Argthtjtr

In the sciences and in mathematics there are a great number of words and terms in use that do not, in any literal sense, describe the concept they are meant to describe.

Let's explore the use of "reaction" as it used in chemistry or physics: Yes yes, we all know the commonly USED meanings of the word. We can and do infer rather than decode all the time. That "re" prefix seems to just be crazy to use if you're wanting to be accurate - which I assume is important to most scientists. So why is inferred meaning OK in this case? Wouldn't using a word that, when decoded, actually defined the thing be better for scientists to do, even if that word was relegated to science and was not in common use in the general public? But scientists do use it to mean "interact" as well as "re-act" (act again) and also "a series of interactions" and "the results of n interactions"...

Another one to explore is the term "irrational number" - which i know has its own questions in these stacks but not in the same context as my question. When you look at the etymology of it it sure seems to me that early USE of the term for maths (as the originators of the concept groped for greek words to describe it) led to our modern definition: 'not able to be represented as a ratio'. Past a certain point going back in time it was really just referencing rationality of thought. But, mathematicians have so long used it that it has actually morphed meaning. On it's own, morphing is no biggie, languages change, word use changes yadda yadda. But in a field where clarity and precision are so very important, it seems really weird that the term survives in this sense. Why has a term not been created to separate the two ideas, rationality of thought vs ratio-ABILITY of numbers?

There are only two examples - there are so many more.
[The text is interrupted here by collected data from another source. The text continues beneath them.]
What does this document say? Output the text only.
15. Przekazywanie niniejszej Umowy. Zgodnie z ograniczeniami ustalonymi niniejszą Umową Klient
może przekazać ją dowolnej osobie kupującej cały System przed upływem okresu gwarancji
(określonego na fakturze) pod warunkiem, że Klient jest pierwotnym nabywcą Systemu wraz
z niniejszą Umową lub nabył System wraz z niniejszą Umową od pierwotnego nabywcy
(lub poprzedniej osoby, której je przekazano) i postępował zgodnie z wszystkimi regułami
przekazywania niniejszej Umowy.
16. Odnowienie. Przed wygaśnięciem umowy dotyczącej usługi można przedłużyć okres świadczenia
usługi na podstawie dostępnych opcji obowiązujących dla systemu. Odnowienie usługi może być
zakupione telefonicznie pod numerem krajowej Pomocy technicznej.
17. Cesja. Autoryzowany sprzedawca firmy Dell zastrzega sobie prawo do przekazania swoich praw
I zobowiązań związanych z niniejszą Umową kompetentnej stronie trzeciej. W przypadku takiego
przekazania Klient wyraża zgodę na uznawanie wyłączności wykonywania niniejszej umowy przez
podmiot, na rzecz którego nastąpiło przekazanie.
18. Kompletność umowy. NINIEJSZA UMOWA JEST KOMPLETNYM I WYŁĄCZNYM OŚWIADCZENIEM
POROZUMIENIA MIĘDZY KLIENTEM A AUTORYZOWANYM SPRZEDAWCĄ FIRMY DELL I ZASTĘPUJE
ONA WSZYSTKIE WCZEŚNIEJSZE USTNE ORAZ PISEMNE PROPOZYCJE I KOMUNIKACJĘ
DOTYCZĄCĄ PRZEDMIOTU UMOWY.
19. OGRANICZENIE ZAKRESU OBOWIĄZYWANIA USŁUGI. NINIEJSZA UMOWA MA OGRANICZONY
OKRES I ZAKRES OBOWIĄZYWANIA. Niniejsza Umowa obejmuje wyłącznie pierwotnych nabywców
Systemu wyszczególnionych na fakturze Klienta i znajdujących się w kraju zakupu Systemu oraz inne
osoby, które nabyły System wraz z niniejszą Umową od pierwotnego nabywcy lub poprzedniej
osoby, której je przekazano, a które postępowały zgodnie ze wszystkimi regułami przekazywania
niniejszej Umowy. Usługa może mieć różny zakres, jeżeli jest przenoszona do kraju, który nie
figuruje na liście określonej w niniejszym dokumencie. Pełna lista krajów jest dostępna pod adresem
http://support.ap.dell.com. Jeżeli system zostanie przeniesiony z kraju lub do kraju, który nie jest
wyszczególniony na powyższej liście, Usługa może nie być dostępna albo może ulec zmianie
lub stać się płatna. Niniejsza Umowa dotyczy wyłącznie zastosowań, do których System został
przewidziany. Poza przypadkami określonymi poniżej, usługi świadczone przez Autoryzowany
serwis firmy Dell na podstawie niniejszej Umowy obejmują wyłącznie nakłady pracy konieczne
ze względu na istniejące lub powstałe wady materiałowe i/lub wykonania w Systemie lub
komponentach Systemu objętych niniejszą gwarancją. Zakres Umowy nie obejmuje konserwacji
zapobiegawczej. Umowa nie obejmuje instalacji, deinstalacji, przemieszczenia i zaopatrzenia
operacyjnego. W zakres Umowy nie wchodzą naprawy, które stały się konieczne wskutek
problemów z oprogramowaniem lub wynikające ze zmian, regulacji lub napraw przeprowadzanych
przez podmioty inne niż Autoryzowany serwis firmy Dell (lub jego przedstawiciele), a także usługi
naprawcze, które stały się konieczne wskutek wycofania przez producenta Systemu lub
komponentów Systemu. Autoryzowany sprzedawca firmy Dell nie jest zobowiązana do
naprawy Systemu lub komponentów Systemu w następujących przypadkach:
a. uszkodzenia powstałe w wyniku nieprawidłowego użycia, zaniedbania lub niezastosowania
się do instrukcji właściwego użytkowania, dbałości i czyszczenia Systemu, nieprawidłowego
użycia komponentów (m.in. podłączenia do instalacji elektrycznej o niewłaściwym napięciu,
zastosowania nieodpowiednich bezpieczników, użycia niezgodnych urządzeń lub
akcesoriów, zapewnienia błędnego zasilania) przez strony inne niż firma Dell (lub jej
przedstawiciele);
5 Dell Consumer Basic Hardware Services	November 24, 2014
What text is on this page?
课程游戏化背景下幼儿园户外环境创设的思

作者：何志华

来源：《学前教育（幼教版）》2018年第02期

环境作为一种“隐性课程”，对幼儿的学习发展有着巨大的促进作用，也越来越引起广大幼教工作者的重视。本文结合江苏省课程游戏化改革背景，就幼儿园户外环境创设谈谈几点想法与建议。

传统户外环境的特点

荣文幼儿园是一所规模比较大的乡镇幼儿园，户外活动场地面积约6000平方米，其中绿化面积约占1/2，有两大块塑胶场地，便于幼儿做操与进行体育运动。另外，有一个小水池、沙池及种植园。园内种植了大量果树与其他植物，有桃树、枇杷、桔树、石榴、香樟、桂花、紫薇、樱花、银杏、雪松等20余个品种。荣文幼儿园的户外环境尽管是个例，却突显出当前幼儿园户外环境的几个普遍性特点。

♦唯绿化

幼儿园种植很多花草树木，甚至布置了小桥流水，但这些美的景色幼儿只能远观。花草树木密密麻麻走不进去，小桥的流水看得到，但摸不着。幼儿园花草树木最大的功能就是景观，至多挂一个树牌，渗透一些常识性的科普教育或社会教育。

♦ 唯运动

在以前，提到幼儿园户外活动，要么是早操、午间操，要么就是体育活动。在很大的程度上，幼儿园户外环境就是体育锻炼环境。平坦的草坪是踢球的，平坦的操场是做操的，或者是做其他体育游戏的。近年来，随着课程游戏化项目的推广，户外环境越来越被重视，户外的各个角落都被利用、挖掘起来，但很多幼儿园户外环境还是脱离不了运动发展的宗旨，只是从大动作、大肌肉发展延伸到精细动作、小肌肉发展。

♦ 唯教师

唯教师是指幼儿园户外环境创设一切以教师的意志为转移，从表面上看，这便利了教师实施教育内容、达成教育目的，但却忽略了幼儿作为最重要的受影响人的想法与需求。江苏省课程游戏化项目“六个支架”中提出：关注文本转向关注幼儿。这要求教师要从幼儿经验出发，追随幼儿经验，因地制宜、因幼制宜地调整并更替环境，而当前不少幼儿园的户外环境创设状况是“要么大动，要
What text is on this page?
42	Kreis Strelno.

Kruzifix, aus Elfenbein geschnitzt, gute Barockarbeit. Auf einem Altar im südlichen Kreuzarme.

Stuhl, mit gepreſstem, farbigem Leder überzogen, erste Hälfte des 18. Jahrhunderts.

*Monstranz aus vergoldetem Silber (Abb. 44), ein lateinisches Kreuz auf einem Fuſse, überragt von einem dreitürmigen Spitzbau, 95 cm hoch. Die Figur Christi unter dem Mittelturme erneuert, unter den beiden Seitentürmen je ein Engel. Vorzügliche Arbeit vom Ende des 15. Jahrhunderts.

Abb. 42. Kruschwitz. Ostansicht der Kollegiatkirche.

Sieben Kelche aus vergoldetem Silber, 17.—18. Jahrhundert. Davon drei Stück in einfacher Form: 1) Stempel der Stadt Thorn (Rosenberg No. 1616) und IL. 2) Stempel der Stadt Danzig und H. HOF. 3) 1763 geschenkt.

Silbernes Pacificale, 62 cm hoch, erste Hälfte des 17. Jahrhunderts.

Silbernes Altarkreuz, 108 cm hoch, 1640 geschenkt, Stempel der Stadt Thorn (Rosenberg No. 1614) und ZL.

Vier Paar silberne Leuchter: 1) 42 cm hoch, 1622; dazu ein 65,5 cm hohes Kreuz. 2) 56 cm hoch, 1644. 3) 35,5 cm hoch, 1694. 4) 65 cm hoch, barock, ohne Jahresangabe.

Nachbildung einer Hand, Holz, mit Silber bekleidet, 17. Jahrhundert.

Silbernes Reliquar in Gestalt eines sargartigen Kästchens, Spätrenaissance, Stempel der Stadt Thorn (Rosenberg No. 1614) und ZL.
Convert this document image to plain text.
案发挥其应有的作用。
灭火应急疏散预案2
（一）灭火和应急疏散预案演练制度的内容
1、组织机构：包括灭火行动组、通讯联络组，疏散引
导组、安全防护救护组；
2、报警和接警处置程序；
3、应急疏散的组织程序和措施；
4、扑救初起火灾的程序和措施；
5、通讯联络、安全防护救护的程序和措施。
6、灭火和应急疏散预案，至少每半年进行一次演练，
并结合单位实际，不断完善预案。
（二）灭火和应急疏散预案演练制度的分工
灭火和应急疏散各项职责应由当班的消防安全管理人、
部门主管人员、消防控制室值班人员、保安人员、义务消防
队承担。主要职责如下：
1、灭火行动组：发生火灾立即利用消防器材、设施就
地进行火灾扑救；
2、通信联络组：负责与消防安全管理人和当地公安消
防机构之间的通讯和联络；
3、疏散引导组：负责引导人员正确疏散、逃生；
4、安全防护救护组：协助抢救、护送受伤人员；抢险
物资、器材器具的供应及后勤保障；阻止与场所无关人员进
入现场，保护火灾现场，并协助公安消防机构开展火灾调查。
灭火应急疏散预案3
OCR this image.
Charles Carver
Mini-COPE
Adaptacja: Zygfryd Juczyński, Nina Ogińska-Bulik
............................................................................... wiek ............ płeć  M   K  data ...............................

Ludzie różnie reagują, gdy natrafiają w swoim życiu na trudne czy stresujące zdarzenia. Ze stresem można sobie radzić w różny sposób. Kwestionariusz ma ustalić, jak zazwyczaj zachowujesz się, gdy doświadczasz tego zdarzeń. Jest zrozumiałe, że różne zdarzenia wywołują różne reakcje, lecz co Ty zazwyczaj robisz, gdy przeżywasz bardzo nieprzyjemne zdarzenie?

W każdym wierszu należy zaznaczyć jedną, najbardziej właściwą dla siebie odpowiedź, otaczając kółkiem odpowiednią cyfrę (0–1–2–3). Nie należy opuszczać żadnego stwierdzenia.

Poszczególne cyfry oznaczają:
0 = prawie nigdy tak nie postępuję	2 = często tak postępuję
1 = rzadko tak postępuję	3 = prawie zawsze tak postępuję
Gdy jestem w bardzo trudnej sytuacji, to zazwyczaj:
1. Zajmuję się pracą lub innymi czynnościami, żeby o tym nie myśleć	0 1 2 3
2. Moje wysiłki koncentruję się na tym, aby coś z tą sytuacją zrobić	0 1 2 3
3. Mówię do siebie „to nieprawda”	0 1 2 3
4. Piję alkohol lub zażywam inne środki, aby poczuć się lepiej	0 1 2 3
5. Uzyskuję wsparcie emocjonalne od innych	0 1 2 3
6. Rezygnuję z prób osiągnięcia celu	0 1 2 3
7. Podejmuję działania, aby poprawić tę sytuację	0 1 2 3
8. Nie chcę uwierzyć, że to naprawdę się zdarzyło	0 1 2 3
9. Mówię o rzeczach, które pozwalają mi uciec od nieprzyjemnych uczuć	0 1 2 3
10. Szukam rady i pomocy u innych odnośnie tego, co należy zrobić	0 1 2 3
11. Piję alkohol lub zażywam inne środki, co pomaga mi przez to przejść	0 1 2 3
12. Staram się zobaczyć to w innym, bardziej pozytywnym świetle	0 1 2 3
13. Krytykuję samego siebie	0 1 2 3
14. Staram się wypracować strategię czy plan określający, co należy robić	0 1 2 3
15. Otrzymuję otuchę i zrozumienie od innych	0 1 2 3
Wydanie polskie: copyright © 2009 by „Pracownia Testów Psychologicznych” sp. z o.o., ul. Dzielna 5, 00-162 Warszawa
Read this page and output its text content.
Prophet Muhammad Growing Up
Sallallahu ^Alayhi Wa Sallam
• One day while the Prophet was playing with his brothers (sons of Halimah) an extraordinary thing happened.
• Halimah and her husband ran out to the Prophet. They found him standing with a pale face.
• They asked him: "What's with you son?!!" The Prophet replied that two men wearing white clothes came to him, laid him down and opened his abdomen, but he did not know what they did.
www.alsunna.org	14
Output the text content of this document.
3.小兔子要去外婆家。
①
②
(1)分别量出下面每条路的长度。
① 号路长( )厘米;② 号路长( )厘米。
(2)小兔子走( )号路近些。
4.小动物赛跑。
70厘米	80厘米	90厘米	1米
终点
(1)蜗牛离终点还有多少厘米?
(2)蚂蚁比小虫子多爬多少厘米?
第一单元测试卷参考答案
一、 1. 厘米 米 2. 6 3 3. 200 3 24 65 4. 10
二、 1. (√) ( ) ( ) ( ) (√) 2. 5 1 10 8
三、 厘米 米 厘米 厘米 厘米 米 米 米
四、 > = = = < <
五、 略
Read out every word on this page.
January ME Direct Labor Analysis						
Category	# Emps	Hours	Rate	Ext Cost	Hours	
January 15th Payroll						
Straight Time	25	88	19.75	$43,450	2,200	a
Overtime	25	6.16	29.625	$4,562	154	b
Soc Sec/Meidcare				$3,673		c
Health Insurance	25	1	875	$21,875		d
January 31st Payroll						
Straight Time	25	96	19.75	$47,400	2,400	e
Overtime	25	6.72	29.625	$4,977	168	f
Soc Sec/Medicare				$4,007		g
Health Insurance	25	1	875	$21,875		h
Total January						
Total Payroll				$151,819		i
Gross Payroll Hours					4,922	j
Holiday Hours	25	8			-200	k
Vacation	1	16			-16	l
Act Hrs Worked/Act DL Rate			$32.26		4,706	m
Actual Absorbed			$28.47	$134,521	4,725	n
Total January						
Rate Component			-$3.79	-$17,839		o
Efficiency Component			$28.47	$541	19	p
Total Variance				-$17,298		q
And to be honest here, this strange use of English within mathematics is the primary reason I found maths so challenging when I was young... None of the words used to describe the numbers and what the numbers were doing made any logical connection to what was actually being done with them!

EDIT: To clarify part of what I'm getting at here - a base tenet of science and maths is the formulation, testing, and modification of hypotheses. Yet that approach is not taken with the English usage. It is never asked "we began using this term because we were struggling to describe X - but why are we still using it when we know it to be inadequate?" We would not continue to use a theory if evidence appeared to show it to be wrong, yet we can show many of these words to be 'wrong' (by word-part breakdown or by use morph) and everyone seems to just shrug and say "yeah it doesn't really describe what hat is, but F*** it- it is just too much trouble to find or create a word that actually means X."

So I ask the crowd:

Why do fields that highly value precision in so many ways continue to use very imprecise language having had ample opportunity to 'clean up' their specific field's language?

This is a very interesting question and gets to the heart of a lot of problems with understanding the meanings of words.

You say that words used in mathematics and science are vague and distort the real meaning of the original word. One half of this the case, the other the opposite.

Math and science use existing terms or invents new ones from existing parts in order to label new concepts. If an existing word is used, there is sometimes an attempt to have it be evocative or metaphorical but often sadly falls very short, distorting the original meaning. Irrational numbers aren't at all irrational. Imaginary ones likewise; it's replacement, complex, more true but only partly, and for further math it goes on and on. Similarly in other sciences, power, force, capacitance, any technical term is its own thing only suggested by the informal generic term.

But math and science vague? No, that's exactly what they're not. The whole point of knowledge is to reduce vagueness. The vocabulary that is used for the new precise concepts is often Fixed. The term is then not vague at all. When used in the technical context, the label is as precise as possible. This is called a stipulative definition; whatever preconceptions one may have of a vocabulary item is only a nice story, but the label (in the technical context) is stipulated, said to be only attached to the precise concepts. 'Irrational' may mean informally something vague like crazy, but in math it means exactly not expressible as a fraction. That is very precise and not vague at all.

From the outside, when you don't know what these stipulated meanings are supposed to be, when you're just being exposed to them and haven't learned them properly, they seem just as vague as the informal terms, or really, even more vague because the concept hasn't been learned well. Technical meanings don't need to be cleaned up because they're cleaning up the informal definitions (or even making up totally new but very precise ones).

Of course mathematicians and scientists are people too mostly and they will use their technical vocabulary a little loosely sometimes, and sometimes a technical word's meaning will slip a little. But that tiny bit of give is not characteristic of technical usage. All the vagueness and connotation drift and tenuous associations is in the world of informal and non-technical vocabulary.